Integration durch ästhetische Bildung
Eine Nachlese zu Projektpräsentationen im Nachgang des Weltflüchtlingstag 2023
von Carmen Cardaci & Detlef Sarrazin • Artikel im ZMI Magazin 2024, S. 27
Zum Ende des Jahres 2017 entstand aus Überlegungen der Fachberater:innen Integration durch Bildung bei der Bezirksregierung Köln das konkrete Vorhaben, neue, im Verständnis erweiterte Wege der Integration zu gehen. Mit Unterstützung des damaligen Leiters der Arbeitsstelle Migration, Leitender Regierungsschuldirektor Manfred Höhne wurde die Projektinitiative „Integration durch ästhetische Bildung“ auf den Weg gebracht. Zum Weltflüchtlingstag 2019 gab es erste Aufführungen aus verschiedenen Projekten an der LVR-Johann-Joseph-Gronewald-Schule in Köln; 2020 bis 2022 verhinderte Corona größere Aufführungen. Daher war es umso erfreulicher, 2023 wieder eine Gelegenheit zu haben, verschiedene Initiativen zu einer gemeinsamen Projektpräsentation am Berufskolleg Ehrenfeld in Köln zusammenbringen zu können.
Neben den ursprünglich fünf Pilotschulen konnten Herr LRSD Jürgen Tilk als Generalist Integration bei der Bezirksregierung Köln sowie die stellvertretende Schulleiterin des Berufskollegs Ehrenfeld, Frau StD’in Ute Goeke, für das Jahr 2023 Teilnehmende aus sieben Schulen ankündigen, die ihre Initiativen und Projekte vorstellen:
- das Berufskolleg Ehrenfeld mit einer Liveperformance zu einem Filmprojekt mit dem Namen „only human“
- das Geschwister-Scholl-Berufskolleg aus Leverkusen mit einer Filmvorstellung zu einem Trommelprojekt sowie mit kurzen
- Ausschnitten zu einem Theaterprojekt
- die LVR-Anna-Freud-Schule aus Köln mit einer kurzen Choreographie
- die Gesamtschule Waldbröhl mit einer mulitilingualen Märchen-Aufführung
- die Gesamtschule Hennef-West mit der Aufführung von Szenen aus dem Stück „Lucys Film“ nach Volker Zill
- das Gymnasium Eschweiler mit von Schüler:innen selbst verfasster bilingualer Lyrik
- das Genoveva Gymnasium Köln mit einem Film zum Liz-Mohn-Projekt
Das BK Richard-Riemerschmidt, Köln und die LVR-Johann-Joseph-Gronewand-Schule konnten aus schulorganisatorischen Gründen leider nicht teilnehmen.
Allen Projekten gemeinsam war die Grundidee der Projektinitiative: Durch die Fokussierung auf andere Talente, Fähigkeiten und Fertigkeiten sollen Kommunikation und Integration initiiert und wertschätzend wirksam werden.
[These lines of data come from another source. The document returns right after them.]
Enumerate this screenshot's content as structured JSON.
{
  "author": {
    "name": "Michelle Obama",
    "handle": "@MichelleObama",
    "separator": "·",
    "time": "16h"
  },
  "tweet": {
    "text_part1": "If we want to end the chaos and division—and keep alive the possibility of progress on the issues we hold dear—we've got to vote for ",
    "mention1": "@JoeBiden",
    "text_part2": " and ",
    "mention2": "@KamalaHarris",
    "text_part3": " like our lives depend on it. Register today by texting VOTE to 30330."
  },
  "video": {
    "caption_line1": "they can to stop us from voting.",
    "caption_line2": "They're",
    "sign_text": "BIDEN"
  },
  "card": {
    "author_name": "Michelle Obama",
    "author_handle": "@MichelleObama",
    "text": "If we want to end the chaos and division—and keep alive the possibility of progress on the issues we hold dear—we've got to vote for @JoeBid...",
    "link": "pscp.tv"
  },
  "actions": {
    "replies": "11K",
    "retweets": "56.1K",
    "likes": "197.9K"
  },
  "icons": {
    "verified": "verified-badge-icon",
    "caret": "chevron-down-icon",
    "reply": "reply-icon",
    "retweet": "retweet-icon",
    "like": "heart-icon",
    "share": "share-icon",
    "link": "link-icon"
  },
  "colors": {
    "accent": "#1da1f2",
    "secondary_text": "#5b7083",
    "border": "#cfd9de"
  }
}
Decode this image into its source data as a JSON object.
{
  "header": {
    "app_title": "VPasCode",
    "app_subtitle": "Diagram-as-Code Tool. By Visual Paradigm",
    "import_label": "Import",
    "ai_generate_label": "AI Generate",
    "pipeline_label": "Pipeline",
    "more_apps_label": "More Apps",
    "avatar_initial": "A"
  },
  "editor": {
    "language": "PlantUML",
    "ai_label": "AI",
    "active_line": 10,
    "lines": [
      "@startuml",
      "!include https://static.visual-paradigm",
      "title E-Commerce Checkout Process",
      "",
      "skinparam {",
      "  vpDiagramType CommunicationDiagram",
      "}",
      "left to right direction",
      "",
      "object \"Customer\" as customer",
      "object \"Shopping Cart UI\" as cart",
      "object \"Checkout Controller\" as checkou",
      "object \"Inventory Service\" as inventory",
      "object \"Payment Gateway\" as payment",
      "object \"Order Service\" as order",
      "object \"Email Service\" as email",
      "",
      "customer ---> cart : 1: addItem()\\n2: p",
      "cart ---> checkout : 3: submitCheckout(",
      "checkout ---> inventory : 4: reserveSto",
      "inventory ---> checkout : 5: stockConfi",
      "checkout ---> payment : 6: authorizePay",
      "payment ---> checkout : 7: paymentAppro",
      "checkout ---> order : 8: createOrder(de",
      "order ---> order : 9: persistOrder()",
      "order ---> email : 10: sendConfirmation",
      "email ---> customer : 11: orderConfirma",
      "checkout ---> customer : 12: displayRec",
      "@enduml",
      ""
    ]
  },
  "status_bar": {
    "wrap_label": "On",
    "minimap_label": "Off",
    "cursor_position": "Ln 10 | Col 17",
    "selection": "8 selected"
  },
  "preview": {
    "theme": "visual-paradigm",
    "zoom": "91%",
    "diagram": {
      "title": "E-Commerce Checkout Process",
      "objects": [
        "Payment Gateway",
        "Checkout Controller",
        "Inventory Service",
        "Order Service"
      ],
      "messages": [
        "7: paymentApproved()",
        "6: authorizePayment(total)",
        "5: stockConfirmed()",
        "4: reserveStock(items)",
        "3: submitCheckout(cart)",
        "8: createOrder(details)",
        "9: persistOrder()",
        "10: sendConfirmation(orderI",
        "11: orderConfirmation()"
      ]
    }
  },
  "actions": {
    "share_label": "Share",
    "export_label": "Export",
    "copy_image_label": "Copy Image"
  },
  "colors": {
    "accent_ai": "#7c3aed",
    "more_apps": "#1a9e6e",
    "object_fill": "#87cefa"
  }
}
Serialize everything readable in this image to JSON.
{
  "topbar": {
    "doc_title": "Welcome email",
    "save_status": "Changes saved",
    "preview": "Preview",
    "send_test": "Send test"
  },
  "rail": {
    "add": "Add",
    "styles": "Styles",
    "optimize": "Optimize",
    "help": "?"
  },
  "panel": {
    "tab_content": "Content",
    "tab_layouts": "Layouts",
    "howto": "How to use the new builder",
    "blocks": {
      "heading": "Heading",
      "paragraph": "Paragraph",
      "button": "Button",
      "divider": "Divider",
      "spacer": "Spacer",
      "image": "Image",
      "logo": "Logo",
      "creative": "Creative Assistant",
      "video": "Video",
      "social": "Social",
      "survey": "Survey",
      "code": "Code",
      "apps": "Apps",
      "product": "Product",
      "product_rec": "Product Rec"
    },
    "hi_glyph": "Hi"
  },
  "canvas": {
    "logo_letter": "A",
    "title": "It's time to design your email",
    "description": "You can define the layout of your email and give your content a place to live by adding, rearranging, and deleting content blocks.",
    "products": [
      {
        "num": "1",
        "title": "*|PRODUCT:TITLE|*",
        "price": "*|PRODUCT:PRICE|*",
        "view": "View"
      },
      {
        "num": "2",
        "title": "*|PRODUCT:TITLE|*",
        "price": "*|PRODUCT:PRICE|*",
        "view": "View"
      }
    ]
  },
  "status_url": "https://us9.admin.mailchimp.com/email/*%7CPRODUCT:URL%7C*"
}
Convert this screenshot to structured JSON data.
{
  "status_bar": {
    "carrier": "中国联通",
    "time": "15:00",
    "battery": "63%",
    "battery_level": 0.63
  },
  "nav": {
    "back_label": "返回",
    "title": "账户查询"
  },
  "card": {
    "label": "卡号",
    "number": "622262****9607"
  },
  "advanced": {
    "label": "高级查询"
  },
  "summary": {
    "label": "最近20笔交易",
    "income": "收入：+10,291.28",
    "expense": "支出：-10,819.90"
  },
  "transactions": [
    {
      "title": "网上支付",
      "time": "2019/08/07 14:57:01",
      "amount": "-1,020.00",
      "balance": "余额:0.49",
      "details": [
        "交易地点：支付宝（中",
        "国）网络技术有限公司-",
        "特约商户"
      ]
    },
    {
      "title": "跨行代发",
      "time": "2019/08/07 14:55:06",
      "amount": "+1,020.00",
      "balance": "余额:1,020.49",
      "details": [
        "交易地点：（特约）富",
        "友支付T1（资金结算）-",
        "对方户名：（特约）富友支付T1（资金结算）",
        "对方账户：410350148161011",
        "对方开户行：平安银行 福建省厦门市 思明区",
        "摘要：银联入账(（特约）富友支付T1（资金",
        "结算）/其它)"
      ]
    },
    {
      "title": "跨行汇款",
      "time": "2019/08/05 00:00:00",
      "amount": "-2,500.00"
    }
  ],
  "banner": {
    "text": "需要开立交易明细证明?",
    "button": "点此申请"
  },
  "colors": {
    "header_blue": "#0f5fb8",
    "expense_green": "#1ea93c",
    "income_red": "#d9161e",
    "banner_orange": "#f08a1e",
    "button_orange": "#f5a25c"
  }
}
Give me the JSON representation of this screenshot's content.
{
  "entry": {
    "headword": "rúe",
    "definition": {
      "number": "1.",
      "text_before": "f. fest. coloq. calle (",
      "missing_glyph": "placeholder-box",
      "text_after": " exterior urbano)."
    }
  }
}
Unsere schulische Sprachförderung ist oftmals selbst in Initiativen des sprachsensiblen Unterrichts und der Sprachförderung zentriert auf Bildungssprache. So bleibt damit trotz aller unterstützend motivierender Arbeiten für die neu hier ankommenden Menschen immer ein Moment der „Defizität“ präsent. In den Projekten sollen die jungen Menschen – ganz bewusst losgelöst davon – mit den bei ihnen vorhandenen Talenten wertschätzend eingebunden werden. Eine Musik oder ein Gesang in ihrer Sprache, ein Rhythmus oder Tanz, der Sprache nicht braucht, eine Pantomime oder eine Darstellung, die mehr sagt als Worte – all dies kann auf alle doch integrierend wirken. Die Teilnehmenden sind zusätzlich motiviert dabei, weil sie sich in ihrem Tun wertgeschätzt fühlen können. Es werden Ebenen der Kommunikation genutzt, die noch tiefer gehen und wirken als Sprache. So entsteht ein nachhaltigeres wertschätzendes Miteinander in den
einzelnen Gruppen und auch unter allen Beteiligten, denen die Initiativen präsentiert werden, getreu dem lyrischen Leitgedanken des Gymnasiums Eschweiler aus der letzten Veranstaltung:
„Wann, wenn nicht jetzt; wer, wenn nicht wir; (wie, wenn ohne Liebe; wo, wenn nicht hier)“.
Den Anfang des Tages machte die Gesamtschule Hennef mit Szenen aus „Lucys Film“, einer heiteren Komödie zu einem „Mädelswochenende“, in dem sich Realität und Fiktion mit teils erschreckenden Momenten vermischen. Die Schule hatte das Stück bereits im Juni 2023 im Bonner Pantheon aufgeführt und präsentierte es hier mit 7 von ursprünglich 10 Akteur:innen. Besonders bemerkenswert ist die Mitarbeit einer Schülerin aus Armenien, die erst vor wenigen Jahren ohne Deutschkenntnisse an die Schule gekommen war, nun in einem Deutsch-Leistungskurs zu den besten gehört und mit diesen Erfahrungen vielleicht auch Schauspielerin werden möchte.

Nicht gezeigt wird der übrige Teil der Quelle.